Ich hatte keine Lust auf diese Art von Gespräch. Es ging nicht um Minho. Es ging um die Geschäfte und wie wir sie weiterführen konnten. Changbin hatte alles im Griff und ich vertraute ihm da auch. Während er sein Gesicht zeigte, zog ich hinter ihm die Fäden und legte ihm meine Entscheidungen auf. Es passierte nichts ohne meine Zustimmung und das wussten nur die Wenigsten. Zwar war ich nicht körperlich anwesend in unserer Stadt aber ich wusste über alles Bescheid. Ständig wurde ich mit Informationen gefüttert auf verschiedenste Weise. Immerhin mussten wir aufpassen, dass nichts nachzuweisen war. Ein ständiger Handy Wechsel aus Prepaid-Telefonen war damit nicht gemacht.
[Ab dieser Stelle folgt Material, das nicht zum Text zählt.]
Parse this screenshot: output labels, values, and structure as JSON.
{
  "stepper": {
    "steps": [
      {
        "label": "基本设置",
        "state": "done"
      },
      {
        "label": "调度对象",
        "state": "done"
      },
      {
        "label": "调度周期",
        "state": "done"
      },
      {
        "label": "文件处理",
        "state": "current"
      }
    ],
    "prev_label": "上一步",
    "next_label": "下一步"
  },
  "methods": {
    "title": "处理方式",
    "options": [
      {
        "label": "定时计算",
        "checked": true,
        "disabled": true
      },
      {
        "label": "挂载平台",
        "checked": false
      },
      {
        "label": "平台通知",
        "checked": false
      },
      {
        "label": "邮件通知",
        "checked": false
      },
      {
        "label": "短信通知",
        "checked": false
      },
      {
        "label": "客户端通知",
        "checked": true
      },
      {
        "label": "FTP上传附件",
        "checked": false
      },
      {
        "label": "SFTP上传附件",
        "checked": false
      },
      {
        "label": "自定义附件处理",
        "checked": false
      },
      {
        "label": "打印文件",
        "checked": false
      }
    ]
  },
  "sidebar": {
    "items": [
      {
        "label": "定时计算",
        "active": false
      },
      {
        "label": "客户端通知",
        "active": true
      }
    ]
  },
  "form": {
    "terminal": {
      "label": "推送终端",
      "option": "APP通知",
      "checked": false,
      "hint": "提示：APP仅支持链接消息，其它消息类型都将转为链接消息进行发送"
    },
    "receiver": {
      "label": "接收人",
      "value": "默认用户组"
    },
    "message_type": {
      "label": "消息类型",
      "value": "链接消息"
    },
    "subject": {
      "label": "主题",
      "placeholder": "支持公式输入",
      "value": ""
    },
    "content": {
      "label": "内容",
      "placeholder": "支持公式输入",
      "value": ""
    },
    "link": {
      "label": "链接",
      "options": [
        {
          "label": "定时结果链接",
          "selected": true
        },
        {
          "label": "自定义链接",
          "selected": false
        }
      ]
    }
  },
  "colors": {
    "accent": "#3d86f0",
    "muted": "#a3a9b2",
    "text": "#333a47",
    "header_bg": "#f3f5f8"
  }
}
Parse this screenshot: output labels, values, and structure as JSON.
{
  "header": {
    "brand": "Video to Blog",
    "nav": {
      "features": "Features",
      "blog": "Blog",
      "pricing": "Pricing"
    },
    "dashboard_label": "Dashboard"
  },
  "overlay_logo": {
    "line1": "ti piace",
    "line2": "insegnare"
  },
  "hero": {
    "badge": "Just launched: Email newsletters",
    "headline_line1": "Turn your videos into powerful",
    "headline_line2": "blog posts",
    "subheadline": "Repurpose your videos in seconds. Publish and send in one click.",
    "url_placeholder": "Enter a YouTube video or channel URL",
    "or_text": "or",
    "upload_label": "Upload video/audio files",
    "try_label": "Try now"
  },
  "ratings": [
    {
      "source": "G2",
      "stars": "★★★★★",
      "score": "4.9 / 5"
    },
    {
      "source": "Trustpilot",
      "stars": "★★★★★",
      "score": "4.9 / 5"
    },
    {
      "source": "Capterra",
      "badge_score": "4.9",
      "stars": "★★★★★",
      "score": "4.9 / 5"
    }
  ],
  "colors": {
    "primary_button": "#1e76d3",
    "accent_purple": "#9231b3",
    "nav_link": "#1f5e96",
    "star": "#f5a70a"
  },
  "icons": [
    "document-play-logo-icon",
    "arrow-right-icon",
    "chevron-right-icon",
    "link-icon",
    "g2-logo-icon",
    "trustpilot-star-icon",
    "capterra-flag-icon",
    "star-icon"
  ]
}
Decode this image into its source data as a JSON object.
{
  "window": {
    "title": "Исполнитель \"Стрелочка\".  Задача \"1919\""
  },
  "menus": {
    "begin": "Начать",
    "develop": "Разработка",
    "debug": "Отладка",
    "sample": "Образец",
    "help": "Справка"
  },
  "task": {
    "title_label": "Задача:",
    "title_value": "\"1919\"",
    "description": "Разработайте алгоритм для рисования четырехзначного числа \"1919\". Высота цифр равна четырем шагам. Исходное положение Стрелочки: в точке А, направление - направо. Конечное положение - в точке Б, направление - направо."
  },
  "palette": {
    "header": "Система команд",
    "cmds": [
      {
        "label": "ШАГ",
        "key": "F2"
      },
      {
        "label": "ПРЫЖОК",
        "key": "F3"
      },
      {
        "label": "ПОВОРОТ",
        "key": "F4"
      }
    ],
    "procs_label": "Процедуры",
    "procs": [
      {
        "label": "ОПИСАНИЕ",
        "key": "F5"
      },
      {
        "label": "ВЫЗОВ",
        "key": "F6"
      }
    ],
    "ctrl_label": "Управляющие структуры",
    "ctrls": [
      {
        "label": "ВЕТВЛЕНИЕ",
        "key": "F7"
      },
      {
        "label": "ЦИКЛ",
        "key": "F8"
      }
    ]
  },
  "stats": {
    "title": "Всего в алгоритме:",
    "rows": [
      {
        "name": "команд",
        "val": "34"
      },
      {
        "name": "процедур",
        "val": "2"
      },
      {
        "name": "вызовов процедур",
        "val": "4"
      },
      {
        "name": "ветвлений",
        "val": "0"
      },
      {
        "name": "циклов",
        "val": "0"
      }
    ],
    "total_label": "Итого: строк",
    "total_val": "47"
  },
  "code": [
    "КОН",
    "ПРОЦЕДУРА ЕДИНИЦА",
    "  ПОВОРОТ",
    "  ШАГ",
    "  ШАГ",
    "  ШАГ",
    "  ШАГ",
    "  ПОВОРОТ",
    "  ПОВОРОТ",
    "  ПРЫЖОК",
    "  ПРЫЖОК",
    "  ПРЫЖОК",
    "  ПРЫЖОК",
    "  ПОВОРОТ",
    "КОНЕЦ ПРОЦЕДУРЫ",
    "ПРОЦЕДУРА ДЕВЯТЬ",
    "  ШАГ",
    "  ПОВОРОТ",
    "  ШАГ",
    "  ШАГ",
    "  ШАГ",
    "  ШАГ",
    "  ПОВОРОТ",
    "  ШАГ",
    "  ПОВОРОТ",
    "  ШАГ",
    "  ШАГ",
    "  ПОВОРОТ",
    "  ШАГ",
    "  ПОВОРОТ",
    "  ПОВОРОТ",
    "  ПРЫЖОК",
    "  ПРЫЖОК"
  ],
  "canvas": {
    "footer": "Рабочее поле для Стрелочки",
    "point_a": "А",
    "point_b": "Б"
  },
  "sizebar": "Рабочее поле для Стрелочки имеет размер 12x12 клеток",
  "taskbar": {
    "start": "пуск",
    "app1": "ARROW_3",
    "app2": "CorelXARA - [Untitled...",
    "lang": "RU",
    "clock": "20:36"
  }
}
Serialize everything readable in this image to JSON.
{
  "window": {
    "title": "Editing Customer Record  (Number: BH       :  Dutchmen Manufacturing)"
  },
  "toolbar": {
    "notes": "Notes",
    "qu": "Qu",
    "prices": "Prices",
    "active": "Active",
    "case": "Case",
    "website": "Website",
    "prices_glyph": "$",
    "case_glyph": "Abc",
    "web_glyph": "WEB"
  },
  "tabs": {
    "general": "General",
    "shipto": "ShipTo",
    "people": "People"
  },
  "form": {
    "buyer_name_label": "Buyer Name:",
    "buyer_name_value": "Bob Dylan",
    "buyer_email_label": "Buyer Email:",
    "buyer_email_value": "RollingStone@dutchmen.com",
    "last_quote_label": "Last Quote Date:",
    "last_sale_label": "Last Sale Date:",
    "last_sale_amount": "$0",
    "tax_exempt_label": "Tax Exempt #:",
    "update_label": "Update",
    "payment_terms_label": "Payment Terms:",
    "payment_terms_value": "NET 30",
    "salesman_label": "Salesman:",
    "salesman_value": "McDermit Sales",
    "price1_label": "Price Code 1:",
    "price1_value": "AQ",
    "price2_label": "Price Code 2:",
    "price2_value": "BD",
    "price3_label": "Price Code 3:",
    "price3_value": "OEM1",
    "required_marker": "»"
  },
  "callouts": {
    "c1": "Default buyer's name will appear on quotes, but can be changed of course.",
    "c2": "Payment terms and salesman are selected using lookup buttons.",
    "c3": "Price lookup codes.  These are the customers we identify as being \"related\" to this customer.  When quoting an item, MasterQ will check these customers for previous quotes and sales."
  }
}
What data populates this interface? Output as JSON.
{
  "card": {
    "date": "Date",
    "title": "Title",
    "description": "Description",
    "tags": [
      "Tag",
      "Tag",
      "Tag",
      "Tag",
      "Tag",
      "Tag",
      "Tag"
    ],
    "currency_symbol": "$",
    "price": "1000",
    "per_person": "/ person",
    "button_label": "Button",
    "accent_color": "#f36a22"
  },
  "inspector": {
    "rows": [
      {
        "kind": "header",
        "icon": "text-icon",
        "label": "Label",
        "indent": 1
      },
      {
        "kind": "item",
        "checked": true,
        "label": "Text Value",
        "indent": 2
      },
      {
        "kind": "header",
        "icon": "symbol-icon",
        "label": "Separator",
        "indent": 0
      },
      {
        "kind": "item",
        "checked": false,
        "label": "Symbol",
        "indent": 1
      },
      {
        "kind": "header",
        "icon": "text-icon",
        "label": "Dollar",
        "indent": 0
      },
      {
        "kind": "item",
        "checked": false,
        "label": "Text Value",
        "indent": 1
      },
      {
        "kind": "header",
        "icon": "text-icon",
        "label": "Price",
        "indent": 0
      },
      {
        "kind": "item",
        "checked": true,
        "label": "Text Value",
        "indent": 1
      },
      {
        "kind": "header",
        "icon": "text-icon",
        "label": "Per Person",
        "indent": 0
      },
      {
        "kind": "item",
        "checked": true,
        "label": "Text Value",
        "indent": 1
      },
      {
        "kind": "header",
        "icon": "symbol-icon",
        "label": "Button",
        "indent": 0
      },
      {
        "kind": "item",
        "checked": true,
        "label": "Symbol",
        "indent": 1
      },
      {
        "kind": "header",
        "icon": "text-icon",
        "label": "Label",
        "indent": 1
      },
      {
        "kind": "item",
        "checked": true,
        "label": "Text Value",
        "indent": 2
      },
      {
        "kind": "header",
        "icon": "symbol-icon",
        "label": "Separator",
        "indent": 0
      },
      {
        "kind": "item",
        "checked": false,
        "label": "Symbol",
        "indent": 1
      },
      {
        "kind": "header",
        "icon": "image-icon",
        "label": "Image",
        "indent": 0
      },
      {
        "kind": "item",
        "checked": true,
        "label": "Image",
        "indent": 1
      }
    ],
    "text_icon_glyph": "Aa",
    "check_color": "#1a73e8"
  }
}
Changbin teilte mir mit wo wir uns treffen würden und ich kam dieser Bitte nach, stieg unauffällig in das Auto und schon fuhr ich weiter. Nicht mal Changbin wusste wo mein Aufenthaltsort war und es war besser so. Wir trafen uns nur wenn es wirklich notwendig war ansonsten verzichteten wir darauf weil es zu gefährlich erschien.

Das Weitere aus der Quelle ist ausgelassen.